06-24-2018, 03:53 PM
(06-24-2018, 01:14 PM)grepper Wrote: I completely agree Mr. Bud. IMHO, for all intents and practical real-world purposes unless the edge is grossly overhead by incredibly poor sharpening practices it really doesn't matter what method is used to get the edge sharp.
Everyone should understand this, but there's a Chicken Little in every crowd.
The most fundamental lessons regarding grinding vs heat materialize immediately. You have a chunk of steel, you put it against a belt, and you hold it there. Soon it becomes warm... then it becomes uncomfortably warm.
OMG. What now?!!
Many will spot the omnipresent bucket of water right beside the grinder, and toss the blade at it. Lesson 1... check.
You may think that heat generated by grinding would require a PhD in quantum thermodynamics to solve.

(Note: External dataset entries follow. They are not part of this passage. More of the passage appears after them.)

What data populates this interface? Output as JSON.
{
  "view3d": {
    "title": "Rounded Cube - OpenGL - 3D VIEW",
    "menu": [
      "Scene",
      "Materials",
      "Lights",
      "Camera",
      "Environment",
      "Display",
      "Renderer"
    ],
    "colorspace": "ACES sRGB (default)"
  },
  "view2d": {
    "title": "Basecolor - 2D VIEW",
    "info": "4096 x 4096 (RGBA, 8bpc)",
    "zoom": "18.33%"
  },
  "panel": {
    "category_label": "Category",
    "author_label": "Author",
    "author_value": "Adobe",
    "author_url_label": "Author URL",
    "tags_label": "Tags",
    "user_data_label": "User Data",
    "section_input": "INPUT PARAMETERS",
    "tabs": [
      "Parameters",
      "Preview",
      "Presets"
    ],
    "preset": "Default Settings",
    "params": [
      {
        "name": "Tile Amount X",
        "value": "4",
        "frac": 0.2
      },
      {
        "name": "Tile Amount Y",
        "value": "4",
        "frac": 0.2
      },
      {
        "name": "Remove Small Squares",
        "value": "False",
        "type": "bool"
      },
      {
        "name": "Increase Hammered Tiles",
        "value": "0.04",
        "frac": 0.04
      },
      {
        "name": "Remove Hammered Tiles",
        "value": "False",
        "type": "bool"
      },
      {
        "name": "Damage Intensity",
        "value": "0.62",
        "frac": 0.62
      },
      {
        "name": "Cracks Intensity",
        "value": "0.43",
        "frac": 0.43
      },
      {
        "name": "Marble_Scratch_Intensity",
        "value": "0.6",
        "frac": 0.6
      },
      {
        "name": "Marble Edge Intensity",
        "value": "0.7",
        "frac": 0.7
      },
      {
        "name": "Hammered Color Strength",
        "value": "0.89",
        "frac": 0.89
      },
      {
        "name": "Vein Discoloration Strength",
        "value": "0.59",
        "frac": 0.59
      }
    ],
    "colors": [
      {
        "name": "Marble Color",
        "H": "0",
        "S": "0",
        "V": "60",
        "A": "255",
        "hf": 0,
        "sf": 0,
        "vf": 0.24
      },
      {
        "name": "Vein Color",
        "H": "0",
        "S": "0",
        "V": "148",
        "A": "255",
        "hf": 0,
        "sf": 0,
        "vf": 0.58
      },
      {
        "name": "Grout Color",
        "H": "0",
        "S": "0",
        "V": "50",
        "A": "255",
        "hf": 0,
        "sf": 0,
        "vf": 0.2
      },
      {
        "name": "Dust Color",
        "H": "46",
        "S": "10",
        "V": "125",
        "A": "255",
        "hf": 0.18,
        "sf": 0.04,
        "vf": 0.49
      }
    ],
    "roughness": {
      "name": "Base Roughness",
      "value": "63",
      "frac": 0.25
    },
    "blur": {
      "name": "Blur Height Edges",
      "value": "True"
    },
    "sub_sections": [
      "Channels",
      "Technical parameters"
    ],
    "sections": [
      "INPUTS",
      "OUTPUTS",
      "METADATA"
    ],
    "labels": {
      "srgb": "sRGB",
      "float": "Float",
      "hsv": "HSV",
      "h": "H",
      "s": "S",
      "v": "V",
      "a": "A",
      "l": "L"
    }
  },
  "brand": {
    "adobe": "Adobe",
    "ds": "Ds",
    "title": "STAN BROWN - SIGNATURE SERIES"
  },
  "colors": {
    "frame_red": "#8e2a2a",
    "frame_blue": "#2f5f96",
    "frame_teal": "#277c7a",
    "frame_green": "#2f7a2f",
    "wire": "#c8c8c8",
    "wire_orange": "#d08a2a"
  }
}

Nope. Start grinding the bevels on one blade and you will automatically be dunking the knife before it gets too warm. It's either that or you let go of the blade and wait until it cools enough to pick it up off the floor.
All the cool kids will be dunking their blades and laughing at you.
It can't take long to fully appreciate that uncomfortable comes shortly after warm. Hot comes later. Seeing color is a different realm of hot, and falls under Grepper's applicable term- "grossly overheated by incredibly poor sharpening practices".